As a (thoroughly tone-deaf 7-year old) child, my first choir experience was learning and singing Irving Berlin’s song based on "The New Colossus." You can listen to it here (and I can’t tell you how much I love that this is from the old Ed Sullivan show!): "Give Me Your Tired, Your Poor" The poem was written in 1883 by American Emma Lazarus and is etched in bronze and mounted on the Statue of Liberty's pedestal.
"Give me your tired, your poor,
Your huddled masses yearning to breathe free,
The wretched refuse of your teeming shore.
Send these, the homeless, tempest-tost to me,
I lift my lamp beside the golden door!"
Many years later, I heard Maya Angelou recite her “On The Pulse of Morning”.

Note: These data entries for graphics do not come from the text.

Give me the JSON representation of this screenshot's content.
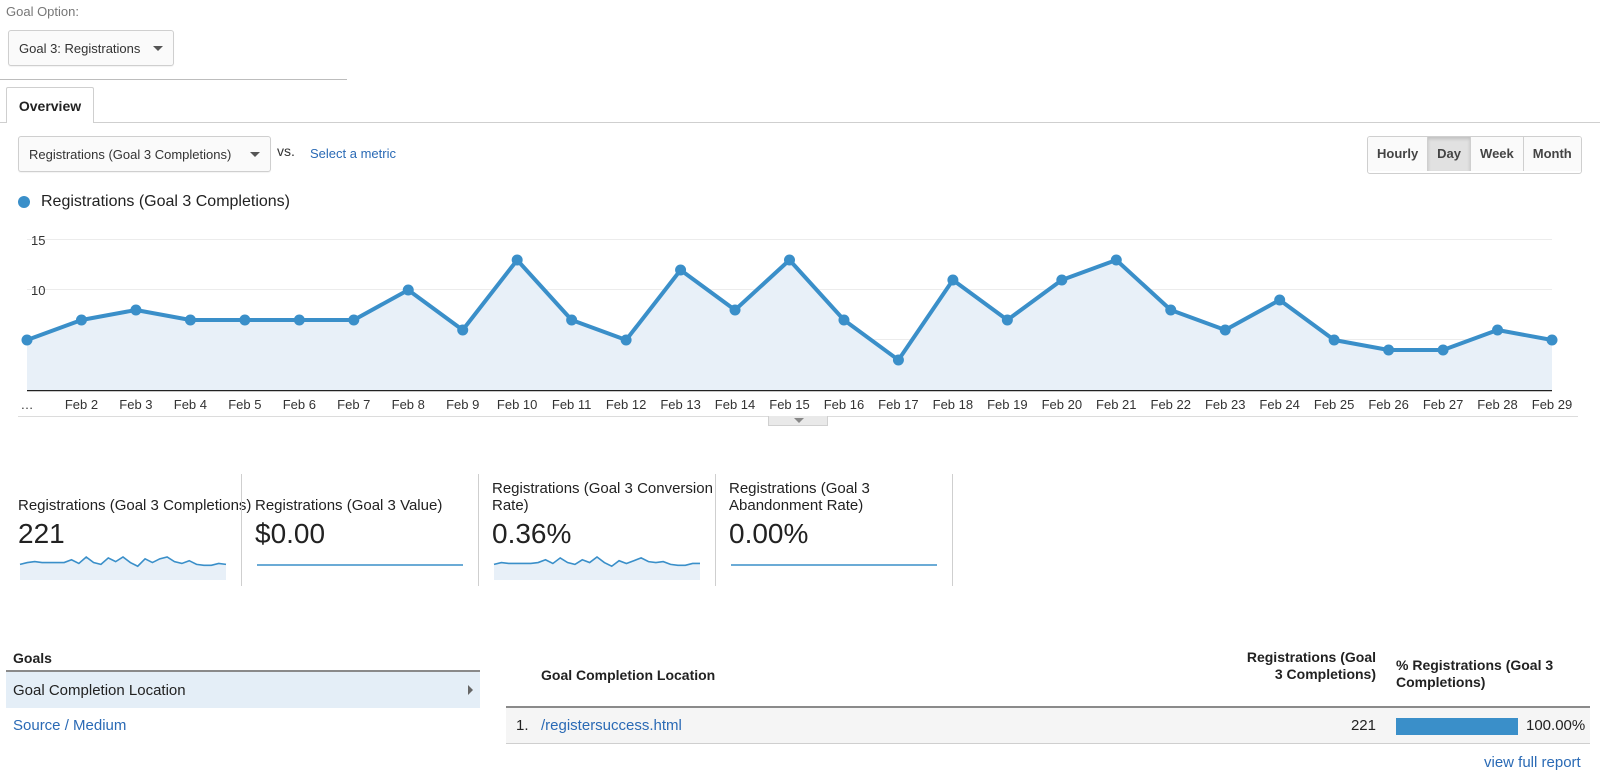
{
  "goal_option": {
    "label": "Goal Option:",
    "selected": "Goal 3: Registrations"
  },
  "tabs": [
    {
      "label": "Overview",
      "active": true
    }
  ],
  "metric_bar": {
    "selected_metric": "Registrations (Goal 3 Completions)",
    "vs_label": "vs.",
    "select_metric_link": "Select a metric",
    "granularity": [
      "Hourly",
      "Day",
      "Week",
      "Month"
    ],
    "active_granularity": "Day"
  },
  "chart_data": {
    "type": "area",
    "legend": [
      "Registrations (Goal 3 Completions)"
    ],
    "legend_placement": "top-left",
    "series": [
      {
        "name": "Registrations (Goal 3 Completions)",
        "color": "#3a8fc9",
        "values": [
          5,
          7,
          8,
          7,
          7,
          7,
          7,
          10,
          6,
          13,
          7,
          5,
          12,
          8,
          13,
          7,
          3,
          11,
          7,
          11,
          13,
          8,
          6,
          9,
          5,
          4,
          4,
          6,
          5
        ]
      }
    ],
    "x_tick_labels": [
      "…",
      "Feb 2",
      "Feb 3",
      "Feb 4",
      "Feb 5",
      "Feb 6",
      "Feb 7",
      "Feb 8",
      "Feb 9",
      "Feb 10",
      "Feb 11",
      "Feb 12",
      "Feb 13",
      "Feb 14",
      "Feb 15",
      "Feb 16",
      "Feb 17",
      "Feb 18",
      "Feb 19",
      "Feb 20",
      "Feb 21",
      "Feb 22",
      "Feb 23",
      "Feb 24",
      "Feb 25",
      "Feb 26",
      "Feb 27",
      "Feb 28",
      "Feb 29"
    ],
    "y_ticks": [
      5,
      10,
      15
    ],
    "ylim": [
      0,
      15
    ],
    "grid": true
  },
  "scorecards": [
    {
      "label": "Registrations (Goal 3 Completions)",
      "value": "221",
      "sparkline": [
        5,
        7,
        8,
        7,
        7,
        7,
        7,
        10,
        6,
        13,
        7,
        5,
        12,
        8,
        13,
        7,
        3,
        11,
        7,
        11,
        13,
        8,
        6,
        9,
        5,
        4,
        4,
        6,
        5
      ]
    },
    {
      "label": "Registrations (Goal 3 Value)",
      "value": "$0.00",
      "sparkline": [
        0,
        0,
        0,
        0,
        0,
        0,
        0,
        0,
        0,
        0,
        0,
        0,
        0,
        0,
        0,
        0,
        0,
        0,
        0,
        0,
        0,
        0,
        0,
        0,
        0,
        0,
        0,
        0,
        0
      ]
    },
    {
      "label": "Registrations (Goal 3 Conversion Rate)",
      "value": "0.36%",
      "sparkline": [
        5,
        7,
        6,
        6,
        6,
        6,
        7,
        10,
        6,
        12,
        7,
        5,
        10,
        7,
        13,
        7,
        3,
        9,
        6,
        9,
        12,
        8,
        7,
        8,
        5,
        4,
        4,
        6,
        6
      ]
    },
    {
      "label": "Registrations (Goal 3 Abandonment Rate)",
      "value": "0.00%",
      "sparkline": [
        0,
        0,
        0,
        0,
        0,
        0,
        0,
        0,
        0,
        0,
        0,
        0,
        0,
        0,
        0,
        0,
        0,
        0,
        0,
        0,
        0,
        0,
        0,
        0,
        0,
        0,
        0,
        0,
        0
      ]
    }
  ],
  "goals_panel": {
    "heading": "Goals",
    "items": [
      {
        "label": "Goal Completion Location",
        "active": true
      },
      {
        "label": "Source / Medium",
        "active": false
      }
    ]
  },
  "table": {
    "columns": [
      "Goal Completion Location",
      "Registrations (Goal 3 Completions)",
      "% Registrations (Goal 3 Completions)"
    ],
    "rows": [
      {
        "num": "1.",
        "location": "/registersuccess.html",
        "value": "221",
        "pct": "100.00%",
        "share": 1.0
      }
    ],
    "view_full_report": "view full report"
  }
}
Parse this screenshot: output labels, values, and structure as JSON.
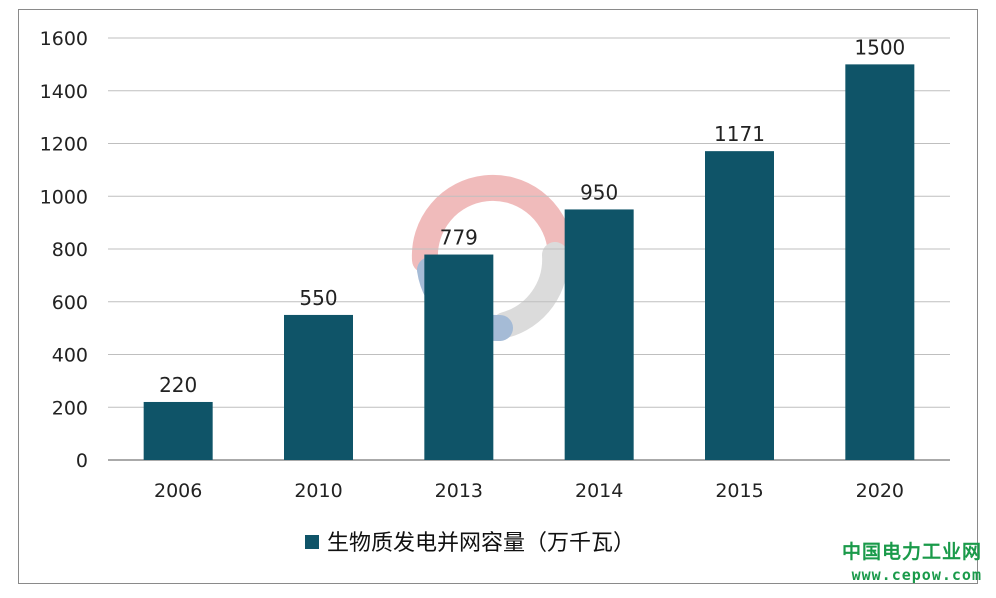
{
  "chart_data": {
    "type": "bar",
    "categories": [
      "2006",
      "2010",
      "2013",
      "2014",
      "2015",
      "2020"
    ],
    "series": [
      {
        "name": "生物质发电并网容量（万千瓦）",
        "values": [
          220,
          550,
          779,
          950,
          1171,
          1500
        ],
        "color": "#0f5468"
      }
    ],
    "data_labels": [
      "220",
      "550",
      "779",
      "950",
      "1171",
      "1500"
    ],
    "y_ticks": [
      0,
      200,
      400,
      600,
      800,
      1000,
      1200,
      1400,
      1600
    ],
    "ylim": [
      0,
      1600
    ],
    "grid": true,
    "legend_position": "bottom-center"
  },
  "watermark": {
    "name": "中国电力工业网",
    "url": "www.cepow.com",
    "color": "#1a9a4a"
  }
}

You can read the full text here: The Pulse of Morning.
And maybe, today, let these words speak to our collective hearts?
History, despite its wrenching pain
Cannot be unlived, but if faced
With courage, need not be lived again….Lift up your eyes upon
This day breaking for you.
Give birth again
To the dream.Women, children, men,
Take it into the palms of your hands,
Mold it into the shape of your most
Private need. Sculpt it into
The image of your most public self.
Lift up your hearts
Each new hour holds new chances
For a new beginning.
Do not be wedded forever
To fear, yoked eternally
To brutishness….Here, on the pulse of this new day
You may have the grace to look up and out
And into your sister’s eyes, and into
Your brother’s face, your country
And say simply
Very simply
With hope—
Good morning.
Today? Today can we at least do that?
Amen. We all may not agree all the time but we can learn to respect one another and share a common purpose as Americans.